Airline stocks in general have had a wildly successful year, many of them soaring to new all-time-highs on double-digit gains.
Investors should take advantage and sell these airline stocks, because this is a famously cyclical industry and its rallying days are numbered.
Airline stocks are getting a big boost from today’s lower gasoline prices, which significantly reduce costs and increase earnings for these companies. Twelve-month increases of 50% aren’t unheard of in this industry, thanks to those fuel cost trends.
And, while gas prices do have some room to fall further and continue to improve earnings, investors should carefully consider whether they want to bank on that movement in commodities or, in an arguably more savvy move, take these meaty gains in airline stocks now.
After all, many of these airlines are relying too heavily on these low fuel costs to help their bottom line, and they haven’t proven that they can draw reliable revenue increases.
Here are three airline stocks to sell now.
Airline Stocks to Sell: Delta Air Lines (DAL)
Now is a good time to exit Delta Air Lines (DAL) stock, with shares rallying on a third-quarter earnings beat.
DAL stock was up about 2% early in Wednesday’s session after the airline reported adjusted net income of $1.74 per share, up 45% from the year prior, and above the Street view of $1.72 per share.
Delta shares now have a fairly expensive valuation of 21.6 compared to its peers in the airline industry. Consider the more affordable end of the airline stocks spectrum: American Airlines Group (AAL) with a valuation of 7.6 and United Continental Holdings (UAL) with a price-to-earnings ratio of 8.3.
But Delta’s impressive post-earnings gains were clearly leaning heavily on reduced costs like tumbling gas prices. Total revenue actually declined slightly to $11.11 billion from $11.12 billion a year prior, although above the Street view of $11.10 billion.
Delta blamed the revenue decline on the strong U.S. dollar and “global economic uncertainty,” but said that demand remains strong. The company expects an increase of 2.5% to 4.5% in passenger unit revenue for the fourth quarter.
DAL stock, having marked an all-time high of $51.06 earlier this year, has been closing in on this benchmark level in recent sessions. DAL stock is up 47.2% the past year, but shares are flat year-to-date.
Airline Stocks to Sell: JetBlue (JBLU)
JetBlue Airways (JBLU) is certainly no bargain now, even after shares took a beating in Tuesday’s session as JPMorgan downgraded the stock to from “overweight” to “neutral,” with a price target of $27.

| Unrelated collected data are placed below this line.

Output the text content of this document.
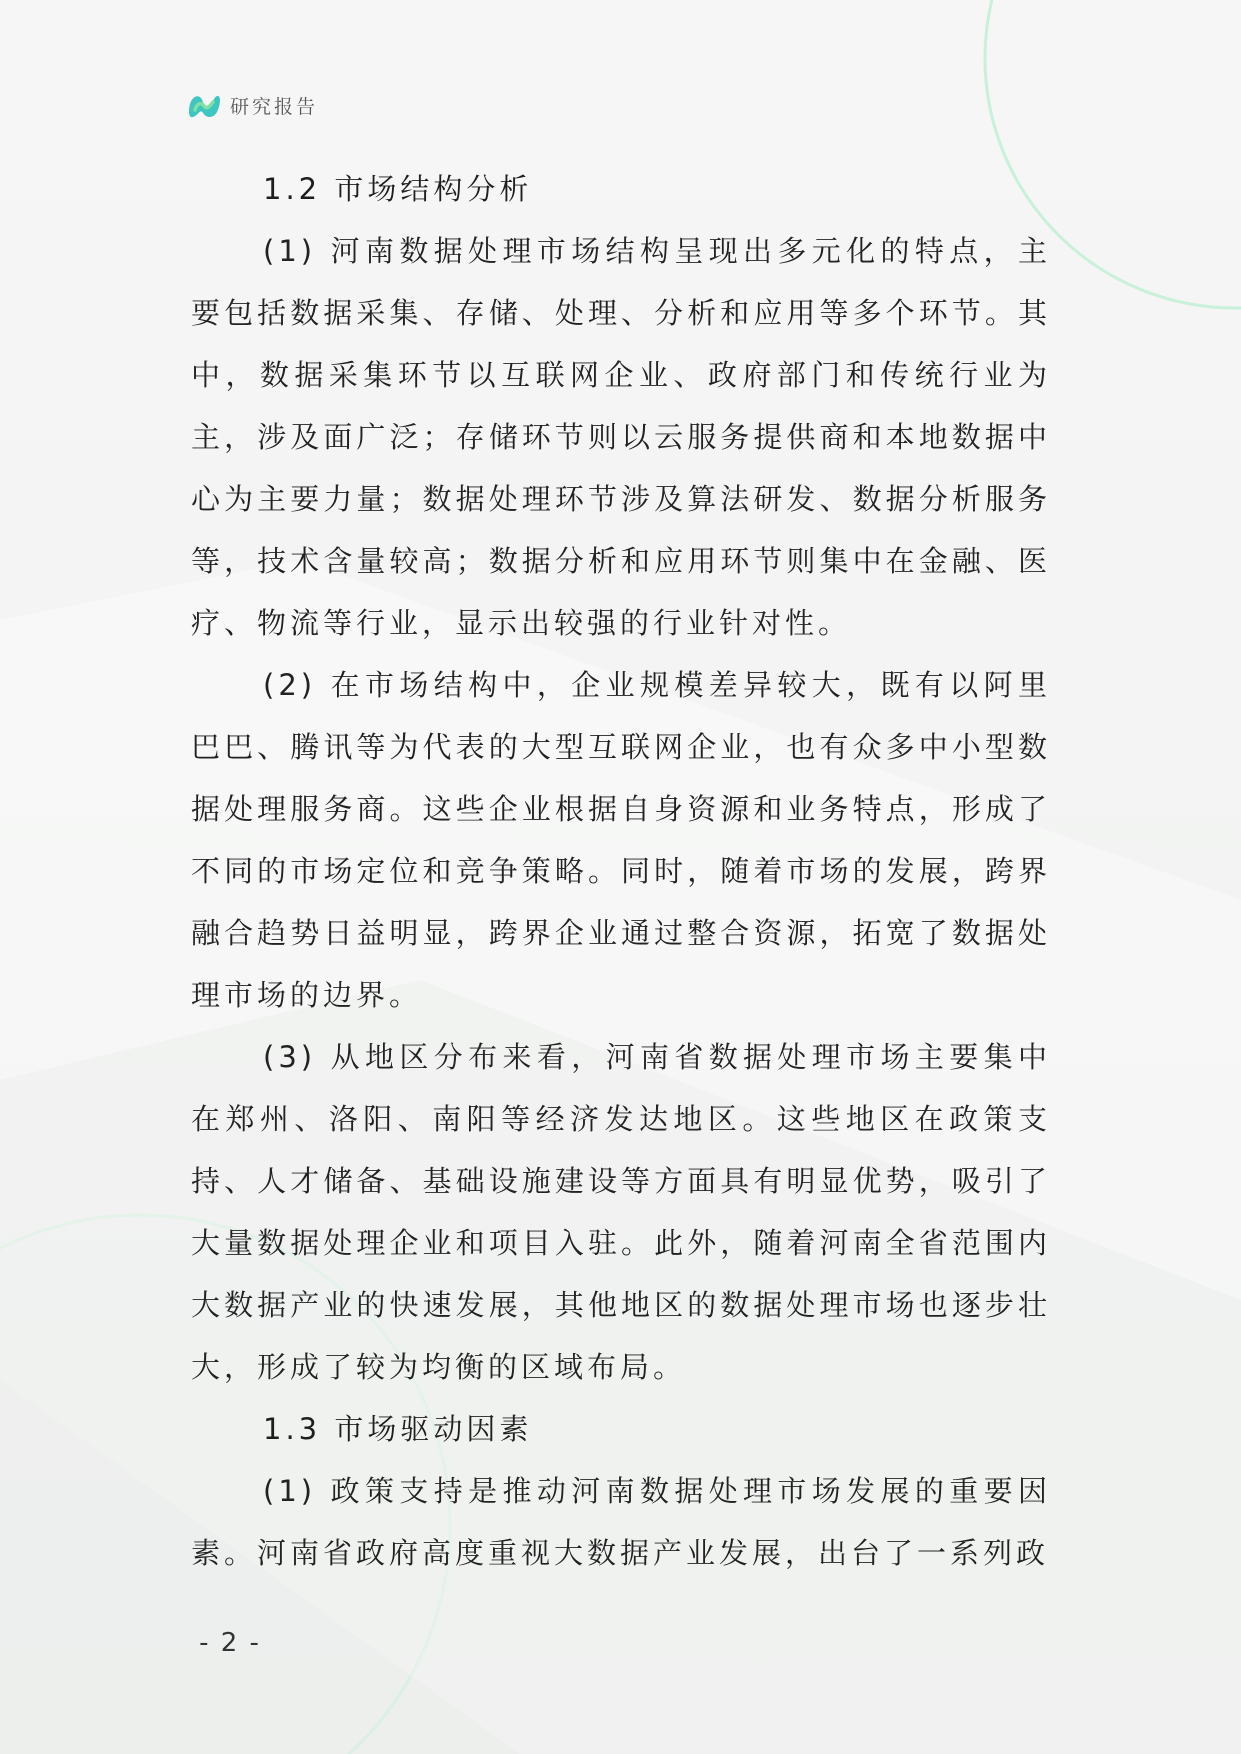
研究报告
1.2 市场结构分析

(1) 河南数据处理市场结构呈现出多元化的特点，主要包括数据采集、存储、处理、分析和应用等多个环节。其中，数据采集环节以互联网企业、政府部门和传统行业为主，涉及面广泛；存储环节则以云服务提供商和本地数据中心为主要力量；数据处理环节涉及算法研发、数据分析服务等，技术含量较高；数据分析和应用环节则集中在金融、医疗、物流等行业，显示出较强的行业针对性。

(2) 在市场结构中，企业规模差异较大，既有以阿里巴巴、腾讯等为代表的大型互联网企业，也有众多中小型数据处理服务商。这些企业根据自身资源和业务特点，形成了不同的市场定位和竞争策略。同时，随着市场的发展，跨界融合趋势日益明显，跨界企业通过整合资源，拓宽了数据处理市场的边界。

(3) 从地区分布来看，河南省数据处理市场主要集中在郑州、洛阳、南阳等经济发达地区。这些地区在政策支持、人才储备、基础设施建设等方面具有明显优势，吸引了大量数据处理企业和项目入驻。此外，随着河南全省范围内大数据产业的快速发展，其他地区的数据处理市场也逐步壮大，形成了较为均衡的区域布局。

1.3 市场驱动因素

(1) 政策支持是推动河南数据处理市场发展的重要因素。河南省政府高度重视大数据产业发展，出台了一系列政

- 2 -
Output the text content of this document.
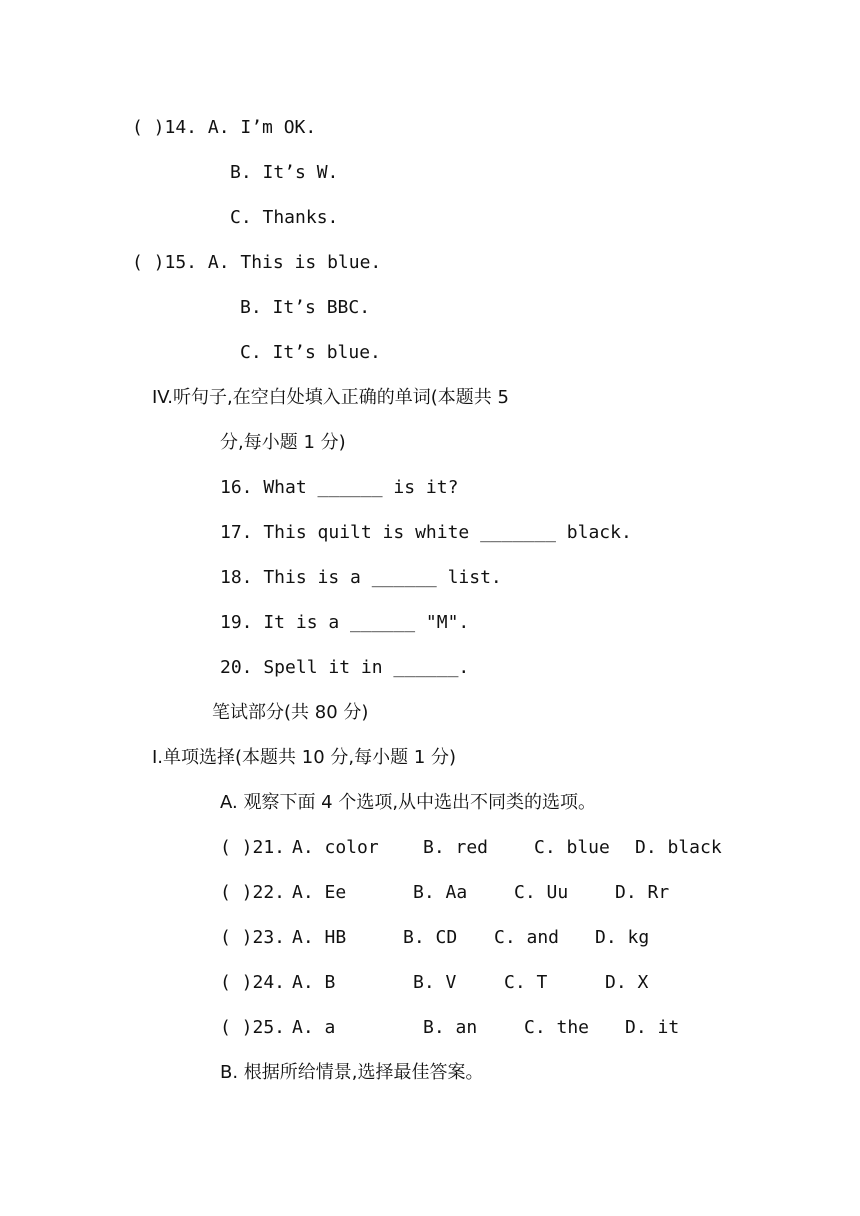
( )14. A. I’m OK.
B. It’s W.
C. Thanks.
( )15. A. This is blue.
B. It’s BBC.
C. It’s blue.
IV.听句子,在空白处填入正确的单词(本题共 5
分,每小题 1 分)
16. What ______ is it?
17. This quilt is white _______ black.
18. This is a ______ list.
19. It is a ______ "M".
20. Spell it in ______.
笔试部分(共 80 分)
I.单项选择(本题共 10 分,每小题 1 分)
A. 观察下面 4 个选项,从中选出不同类的选项。
( )21. A. color B. red	C. blue D. black
( )22. A. Ee	B. Aa	C. Uu	D. Rr
( )23. A. HB	B. CD C. and D. kg
( )24. A. B	B. V	C. T	D. X
( )25. A. a	B. an	C. the D. it
B. 根据所给情景,选择最佳答案。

Like Delta, JBLU stock’s price-to-earnings ratio, which is 18.4, is well above its peers. After Jet Blue’s extreme gains this year, with JBLU stock up 54% so far, investors have much cheaper alternatives among airline stocks, like Spirit Airlines (SAVE), with a valuation of 13.7.
Earlier this week, JetBlue Airways said its September traffic, measured in revenue passenger miles, was up 13.3% year-over-year to 3.1 billion. Total capacity, measured in available seat miles, increased 13.1% and preliminary passenger revenue per available seat mile increased 1% year-over-year.
JetBlue is trying to stand out from other airlines by working on offering free wi-fi Internet on every plane. JBLU said on Wednesday that the initiative is making strides. Expect more details when the company reports earnings on Oct. 22.
Airline Stocks to Sell: Alaska Air Group (ALK)
Alaska Air Group (ALK), with a price-to-earnings valuation of 13.5, is a bit more of a bargain now than JetBlue and Delta, but ALK stock is still inflated.
ALK stock has surged 75% over the past year and is up roughly 25% year-to-date. But ALK stock is down 8% in the past month, and investors would do well to take the drop as a sign that Alaska Air’s strong rally days are over.
On Tuesday, Evercore downgraded Alaska Air shares were downgraded from “buy” to “hold,” sending ALK stock to close down more than 5%.
Earlier this month, the company reported revenue passenger miles were up 10% in September with available seat miles up 10.3%. Alaska Air reports third-quarter earnings Oct. 22, with analysts expecting earnings of $2.09 per share versus $1.47 per share the same quarter a year ago.
In the second quarter, Alaska Air reported that earnings had increased 46% from the year prior, and revenue grew 5%.
As of this writing, Rebecca McClay did not hold a position in any of the aforementioned securities.